Возле расхряпанного грязного крыльца с сидорком за плечами топтался Вася в модном демисезонном пальтишке, в кепочке. Пряча ухо от ветра за низким воротничком пальто, он пытался насвистывать «Рио-Риту».
Васю разбронировали, призвали на войну. Все свое имущество он оставил Михрютке-лярве, и она, с домом, с картошкой, с Васькиным и мужниным барахлом, скоро нашла себе другого мужика и тоже донимала его хныканьем насчет ребенка, которого у нее, как выяснилось, не было и быть не могло.
Мы молча дошли до желтенького деревянного вокзала станции Енисей, завернули в буфет и заняли место за угловым столиком. У Васи и здесь были знакомые девки. Они без очереди выдали моему дяде две порции галушек, миску соленых груздей. Вася вынул из бокового кармана бутылку разливного, свекольного цвета, вина и налил его в свою зеленую походную кружку. Отпил, подал мне.
Я не знал, какие слова говорить Васе. Я был несколько растерян оттого, что он именно меня удостоил последним перед отправлением на фронт свиданием и угощает вином, прежде он этого никогда не делал, — стало быть, я совсем большой. Но вот как себя по-взрослому вести, что пожелать дяде, чем его утешить, — не найдусь.
Выражение печали стерло с лица Васи всегдашний, всем привычный налет беспечности, мгновенно переключаемый на бесшабашность.
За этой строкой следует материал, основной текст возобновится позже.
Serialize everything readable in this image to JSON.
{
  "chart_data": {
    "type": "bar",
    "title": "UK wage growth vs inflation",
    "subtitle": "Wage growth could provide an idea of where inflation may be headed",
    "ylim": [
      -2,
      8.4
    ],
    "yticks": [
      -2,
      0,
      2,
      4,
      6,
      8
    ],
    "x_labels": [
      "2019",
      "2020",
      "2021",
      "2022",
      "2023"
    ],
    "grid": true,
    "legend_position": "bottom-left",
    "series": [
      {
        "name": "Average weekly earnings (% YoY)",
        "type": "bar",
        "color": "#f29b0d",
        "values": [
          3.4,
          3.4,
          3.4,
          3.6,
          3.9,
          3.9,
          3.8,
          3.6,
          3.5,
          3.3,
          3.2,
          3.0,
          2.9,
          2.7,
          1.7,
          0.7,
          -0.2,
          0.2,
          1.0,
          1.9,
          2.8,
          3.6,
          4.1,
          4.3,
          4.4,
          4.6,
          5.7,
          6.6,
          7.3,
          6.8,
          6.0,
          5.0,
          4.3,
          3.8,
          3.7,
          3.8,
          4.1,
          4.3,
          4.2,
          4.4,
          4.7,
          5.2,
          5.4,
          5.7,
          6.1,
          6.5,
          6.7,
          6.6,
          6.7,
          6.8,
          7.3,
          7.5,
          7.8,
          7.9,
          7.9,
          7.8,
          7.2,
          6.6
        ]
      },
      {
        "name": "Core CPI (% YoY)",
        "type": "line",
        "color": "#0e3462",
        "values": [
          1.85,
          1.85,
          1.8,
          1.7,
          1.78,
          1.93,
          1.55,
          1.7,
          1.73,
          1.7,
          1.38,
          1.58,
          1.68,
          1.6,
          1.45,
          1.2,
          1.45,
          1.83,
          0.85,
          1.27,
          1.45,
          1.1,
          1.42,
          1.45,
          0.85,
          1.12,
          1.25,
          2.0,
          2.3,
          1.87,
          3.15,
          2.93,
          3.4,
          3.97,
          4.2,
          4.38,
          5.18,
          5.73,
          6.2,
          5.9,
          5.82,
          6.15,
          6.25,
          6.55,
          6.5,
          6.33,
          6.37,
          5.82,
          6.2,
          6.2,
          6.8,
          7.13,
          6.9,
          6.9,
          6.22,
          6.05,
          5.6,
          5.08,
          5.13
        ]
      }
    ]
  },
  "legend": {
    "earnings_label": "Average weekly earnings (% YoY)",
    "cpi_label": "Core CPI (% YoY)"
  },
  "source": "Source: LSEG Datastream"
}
Смирение, покорность судьбе, смятость всей его души — все такое новое, непривычное отпечаталось в его пригасших, невеселых глазах.
Без улыбки, без дергания и шуточек сидел дядя за столом, утопив руки в коленях, пристально и отчего-то виновато смотрел на меня. Думая, что это мой жалкий, бродяжий вид ввергает его в уныние, добавляет горечи и в без того потревоженную душу, я стал торопливо объяснять Васе, что скоро нам выдадут железнодорожное обмундирование, спецодежду, начнется практика, и пойдет усиленный паек. А в остальном все у меня хорошо. В комнатах общежития тепло и чисто, в каждой комнате плита, у каждого учащегося койка с одеялом, двумя простынями, с подушкой, пусть и стружкой набитой, но мы все равно спим на них крепко. Ребята в группе дружные. Мастер нам попался мировой, в карты я не играю, не ворую, не пью, не курю и покурил бы, да нечего. Словом, не стоит беспокоиться за меня, голова на плечах сидит крепко. «Не хвастливо ли вышло?» — спохватился я.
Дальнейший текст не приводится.